For anyone who’s thinking of walking across Iceland I’ll be documenting my preparation and, later, my travels here in hopes of making your researching that little bit easier.
Right off the bat here are a few tips that seem to become pretty clear as soon as you start reading up on the land:
– Stay off the glaciers. If you’re with at least one other person, have some experience, brought crampons, (ideally) brought an ice pick, and have a burning desire to walk across a glacier, than have at ‘er. Otherwise don’t be stubborn, just go around. Depending on when you go you might get lucky and have enough surface snow to clomp your way through, but once that snow melts it’s just ice underneath. You don’t want to find yourself on a glacial slip ‘n slide or inside a glacier sandwich. The risk is almost never worth it.
-Assuming you went around and find yourself at the opening of the outflow river, move downstream a ways before attempting to cross. The water of glacier-fed rivers in general is extremely silty and the depth hard to gauge. This is worse right near the glacier where the water-saturated gravelly soil is disrupted, forming something very akin to quicksand. Being rash never pays off. You went to Iceland to walk, so walk away from the pretty glacier.
– Fording glacier-fed rivers is scary and dangerous. Particularly if you’re travelling east-west/vice verse though it’s something you’re pretty much inevitably going to have to do. Use your poles first to test the depth and the firmness of the ground, and then keep using them for stability as you cross.

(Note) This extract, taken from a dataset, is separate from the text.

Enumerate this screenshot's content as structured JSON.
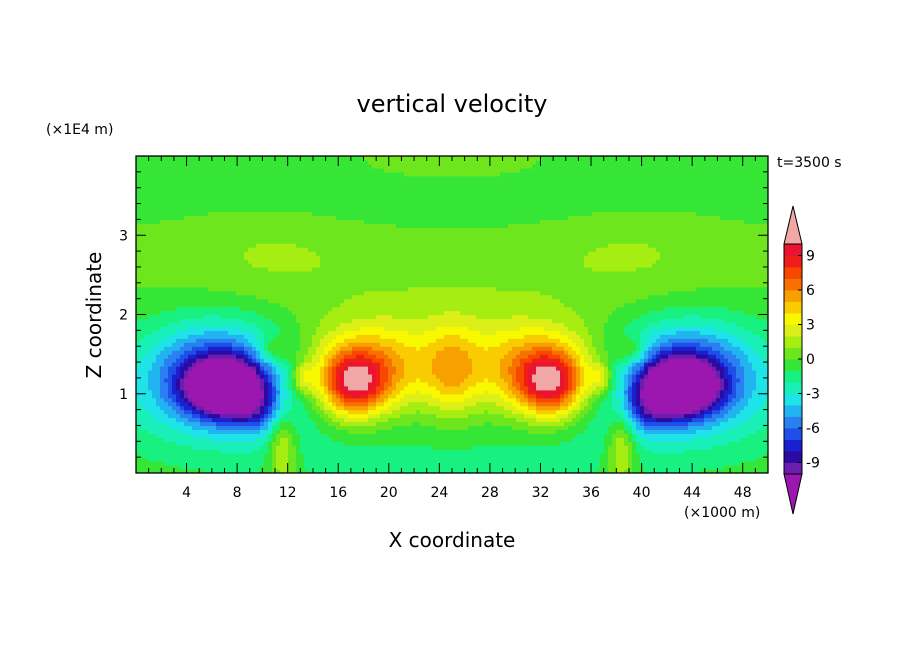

Be cautious and careful. (Also, prepare for it to be insanely cold. It’s a glacier-fed river, duh).
– Don’t drink downstream of sheep or near the huts. Common sense. There’s water everywhere, you might as well pick a good clean source. I’m pretty much always going to purify my water anyway, just to be safe.
-Bring gaiters. They might not do much for the wet, but having to stop every hour to dump salt and volcanic ash out of your shoes is no fun.